VMware proposes a reduce, reuse and recycle policy to prevent sprawl. First, reducing the number of unauthorized and over-provisioned VMs with governance similar to what managers used when provisioning physical machines. The solution is to put VM requests through a governance process that includes requests and approvals so that VMs go through a vetting process to guarantee VM rightsizing, license tracking and lifecycle management.
Second, rather than putting VMs through a normal, and lengthy, decommissioning process, administrators can redeploy VMs for new workloads. This is the reuse part of the plan. Often those short-term use VMs have sufficient resources assigned to them to participate either as another short-term use system or to continue life as a full production workload. The VM already has CPU, memory, disk, network and licensing assigned, so it makes sense to simply reuse the effort on an existing VM.
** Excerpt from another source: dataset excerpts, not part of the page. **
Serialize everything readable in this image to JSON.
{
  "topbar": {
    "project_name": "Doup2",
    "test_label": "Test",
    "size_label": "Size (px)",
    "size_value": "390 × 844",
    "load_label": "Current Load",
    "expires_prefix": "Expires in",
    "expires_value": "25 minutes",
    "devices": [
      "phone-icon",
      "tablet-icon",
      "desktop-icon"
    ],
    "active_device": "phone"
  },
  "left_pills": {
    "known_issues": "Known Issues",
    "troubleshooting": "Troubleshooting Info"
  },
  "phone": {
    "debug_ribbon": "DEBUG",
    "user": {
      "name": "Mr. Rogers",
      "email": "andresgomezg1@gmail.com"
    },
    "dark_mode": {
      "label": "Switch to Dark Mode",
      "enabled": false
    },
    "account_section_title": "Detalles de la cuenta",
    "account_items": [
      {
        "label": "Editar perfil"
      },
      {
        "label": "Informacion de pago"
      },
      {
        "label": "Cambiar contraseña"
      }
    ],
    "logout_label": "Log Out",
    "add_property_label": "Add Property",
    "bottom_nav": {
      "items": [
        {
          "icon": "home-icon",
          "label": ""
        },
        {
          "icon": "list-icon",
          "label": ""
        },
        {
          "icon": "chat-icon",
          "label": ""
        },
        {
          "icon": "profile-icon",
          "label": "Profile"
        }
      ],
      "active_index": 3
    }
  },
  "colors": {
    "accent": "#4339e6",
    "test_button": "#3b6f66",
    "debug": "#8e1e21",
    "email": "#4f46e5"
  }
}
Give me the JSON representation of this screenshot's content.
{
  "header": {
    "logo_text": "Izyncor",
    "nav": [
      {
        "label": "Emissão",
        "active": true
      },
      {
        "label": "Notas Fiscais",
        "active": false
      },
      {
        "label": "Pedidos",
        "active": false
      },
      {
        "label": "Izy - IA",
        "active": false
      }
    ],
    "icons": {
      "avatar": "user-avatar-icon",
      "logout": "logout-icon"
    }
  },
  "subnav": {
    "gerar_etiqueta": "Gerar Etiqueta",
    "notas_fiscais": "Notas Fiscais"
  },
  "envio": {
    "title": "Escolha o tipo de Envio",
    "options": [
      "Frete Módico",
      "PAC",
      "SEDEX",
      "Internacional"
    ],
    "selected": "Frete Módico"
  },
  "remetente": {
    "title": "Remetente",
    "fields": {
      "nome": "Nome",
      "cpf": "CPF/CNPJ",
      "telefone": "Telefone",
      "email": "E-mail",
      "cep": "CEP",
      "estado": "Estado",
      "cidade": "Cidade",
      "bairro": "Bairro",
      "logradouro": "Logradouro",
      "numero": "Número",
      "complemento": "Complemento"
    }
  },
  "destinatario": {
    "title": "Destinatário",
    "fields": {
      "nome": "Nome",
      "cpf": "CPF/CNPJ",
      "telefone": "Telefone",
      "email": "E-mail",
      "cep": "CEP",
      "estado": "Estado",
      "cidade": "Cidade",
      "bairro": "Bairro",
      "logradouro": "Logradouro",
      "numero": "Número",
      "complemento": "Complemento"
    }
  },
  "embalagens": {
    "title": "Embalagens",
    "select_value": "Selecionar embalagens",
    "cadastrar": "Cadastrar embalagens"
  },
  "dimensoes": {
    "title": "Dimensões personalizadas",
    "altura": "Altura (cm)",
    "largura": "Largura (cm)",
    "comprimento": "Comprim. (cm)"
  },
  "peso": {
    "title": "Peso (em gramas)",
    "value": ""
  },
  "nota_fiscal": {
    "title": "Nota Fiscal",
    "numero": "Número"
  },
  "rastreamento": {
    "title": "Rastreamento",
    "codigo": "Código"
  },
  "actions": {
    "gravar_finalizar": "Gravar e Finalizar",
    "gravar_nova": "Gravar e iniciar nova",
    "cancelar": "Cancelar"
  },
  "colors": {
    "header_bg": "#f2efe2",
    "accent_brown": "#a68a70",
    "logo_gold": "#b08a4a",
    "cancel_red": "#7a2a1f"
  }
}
Finally, the recycling of inactive and abandoned virtual machines helps enterprises recover wasted capacity for use in test or for production workloads. The process of regaining this capacity is a manual one. Recycling requires administrators to perform audits of currently used systems, to reclaim abandoned resources, and to manually remove orphaned disks. Administrators must spend a great deal of time determining the value of the abandoned VMs. It can prove a better return on investment of time and resources to simply remove the VMs, return the licenses to the license pool, and to reallocate space to live workloads. (For more on VM implementation, see 5 Best Practices for Server Virtualization.)
Conclusion
Embracing virtualization’s many benefits also means that enterprises have to embrace virtualization’s shortcomings. Often thought of as a panacea for wasted capacity, virtualization lends itself to more waste unless properly controlled with governance, audits and policies. Balancing network bandwidth, compute capacity and storage performance require vigilance and adherence to best practices as recommended by hypervisor manufacturers. Although virtualization’s goals are to decrease hardware spending, lower power costs, more efficiently use capacity, and to better leverage computing resources, problems still exist. While virtualization certainly provides solutions to those issues, it hasn’t removed the underlying problem with hardware itself: managing capacity.